Choose an arbitrary (set-theoretic) section $s : G/N \to G$. The extent to which $s(G/N)$ fails to be a subgroup is measured by the cocycle $f : (G/N)^2 \to N$ defined by $$s(x)s(y) = s(xy) f(x,y) \qquad (x, y \in G/N).$$
This is indeed a cocycle in the sense that it satisfies the cocycle relation (using additive notation in $N \cong \mathbb{R}^n$) $$f(x,y)^z + f(xy,z) = f(x,yz) + f(y,z)$$
(this follows from expanding $s(x)s(y)s(z)$ in two different ways, using associativity). The exponent $z$ refers to the natural action of $G$ on $N$, which factors through $G/N$. Now we use the fact that $N$ is a vector space and $G/N$ is finite to define
$$F(y) = \frac{1}{|G/N|} \sum_{x \in G/N} f(x, y).$$
From the cocycle relation it follows that
$$F(y)^z + F(z) = F(yz) + f(y, z)$$
(i.e, $f$ is a coboundary). Hence, from the definition of $f$,
$$s(x)F(x)^{-1} s(y) F(y)^{-1} = s(xy) F(yz)^{-1},$$
so $x \mapsto s(x) F(x)^{-1}$ is a homomorphism $G/N \to G$, as required.

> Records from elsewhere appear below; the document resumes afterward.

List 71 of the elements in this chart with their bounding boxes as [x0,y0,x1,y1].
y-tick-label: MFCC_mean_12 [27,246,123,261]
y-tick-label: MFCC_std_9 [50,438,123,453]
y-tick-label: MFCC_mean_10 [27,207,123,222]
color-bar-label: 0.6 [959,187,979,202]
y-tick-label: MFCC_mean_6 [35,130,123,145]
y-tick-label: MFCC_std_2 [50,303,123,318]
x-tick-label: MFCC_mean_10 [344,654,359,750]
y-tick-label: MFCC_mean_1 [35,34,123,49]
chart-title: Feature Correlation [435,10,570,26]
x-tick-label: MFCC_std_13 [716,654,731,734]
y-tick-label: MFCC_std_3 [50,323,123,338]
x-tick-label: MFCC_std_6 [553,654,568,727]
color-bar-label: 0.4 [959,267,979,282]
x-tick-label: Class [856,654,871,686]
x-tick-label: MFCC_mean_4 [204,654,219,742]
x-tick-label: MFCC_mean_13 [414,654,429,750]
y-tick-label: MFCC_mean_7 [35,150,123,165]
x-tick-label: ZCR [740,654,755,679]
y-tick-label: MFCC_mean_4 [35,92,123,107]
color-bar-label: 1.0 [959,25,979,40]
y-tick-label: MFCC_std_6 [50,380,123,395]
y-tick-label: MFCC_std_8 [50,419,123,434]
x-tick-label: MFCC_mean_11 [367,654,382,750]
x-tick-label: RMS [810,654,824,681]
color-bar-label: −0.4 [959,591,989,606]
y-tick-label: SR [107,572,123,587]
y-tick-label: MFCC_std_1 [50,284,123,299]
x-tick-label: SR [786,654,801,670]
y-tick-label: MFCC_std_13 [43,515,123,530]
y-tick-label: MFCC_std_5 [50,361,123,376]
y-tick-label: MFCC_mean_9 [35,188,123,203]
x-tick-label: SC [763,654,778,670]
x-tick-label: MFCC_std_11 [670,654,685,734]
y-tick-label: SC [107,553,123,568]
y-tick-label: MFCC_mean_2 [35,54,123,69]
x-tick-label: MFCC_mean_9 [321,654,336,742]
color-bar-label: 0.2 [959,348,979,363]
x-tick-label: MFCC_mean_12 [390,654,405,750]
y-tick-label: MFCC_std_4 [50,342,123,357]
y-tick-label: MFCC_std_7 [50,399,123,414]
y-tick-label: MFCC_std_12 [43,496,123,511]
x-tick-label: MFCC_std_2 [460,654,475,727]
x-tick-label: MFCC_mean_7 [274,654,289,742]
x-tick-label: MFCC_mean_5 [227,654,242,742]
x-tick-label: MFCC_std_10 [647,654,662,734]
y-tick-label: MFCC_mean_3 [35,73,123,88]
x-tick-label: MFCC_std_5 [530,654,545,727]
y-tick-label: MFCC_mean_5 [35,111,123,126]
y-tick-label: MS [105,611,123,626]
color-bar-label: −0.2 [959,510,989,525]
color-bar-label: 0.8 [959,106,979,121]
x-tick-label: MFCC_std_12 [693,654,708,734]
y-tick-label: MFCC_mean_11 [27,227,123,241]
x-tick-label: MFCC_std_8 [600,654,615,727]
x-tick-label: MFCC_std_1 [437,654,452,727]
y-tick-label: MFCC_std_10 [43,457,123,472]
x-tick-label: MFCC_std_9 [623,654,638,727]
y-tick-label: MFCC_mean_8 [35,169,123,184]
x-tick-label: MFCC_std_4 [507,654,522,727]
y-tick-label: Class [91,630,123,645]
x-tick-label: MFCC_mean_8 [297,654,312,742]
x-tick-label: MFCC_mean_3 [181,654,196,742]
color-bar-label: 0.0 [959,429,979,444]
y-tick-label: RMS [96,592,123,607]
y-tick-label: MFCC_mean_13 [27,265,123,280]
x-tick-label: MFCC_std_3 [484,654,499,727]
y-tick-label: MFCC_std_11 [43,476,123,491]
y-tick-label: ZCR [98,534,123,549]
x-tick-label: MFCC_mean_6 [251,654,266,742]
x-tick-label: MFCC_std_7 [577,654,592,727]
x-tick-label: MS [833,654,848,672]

In homological terms this argument shows that $H^2(Q, M) = 0$ whenever $Q$ is a finite group and $M$ is a $Q$-module which is uniquely divisible by $|Q|$. More generally $H^n(Q, M) = 0$ for all $n > 0$ (Robinson, A course in the theory of groups, 11.3.8). For example also $H^1=0$, which means that, in your situation, all subgroups of $G$ of order $|G/N|$ are conjugate.
The more general case in which $G/N$ is compact is similar, using the Haar measure to average over $G/N$, assuming we have a continuous section $s : G/N \to G$. Maybe the existence of a continuous section is the difficult part.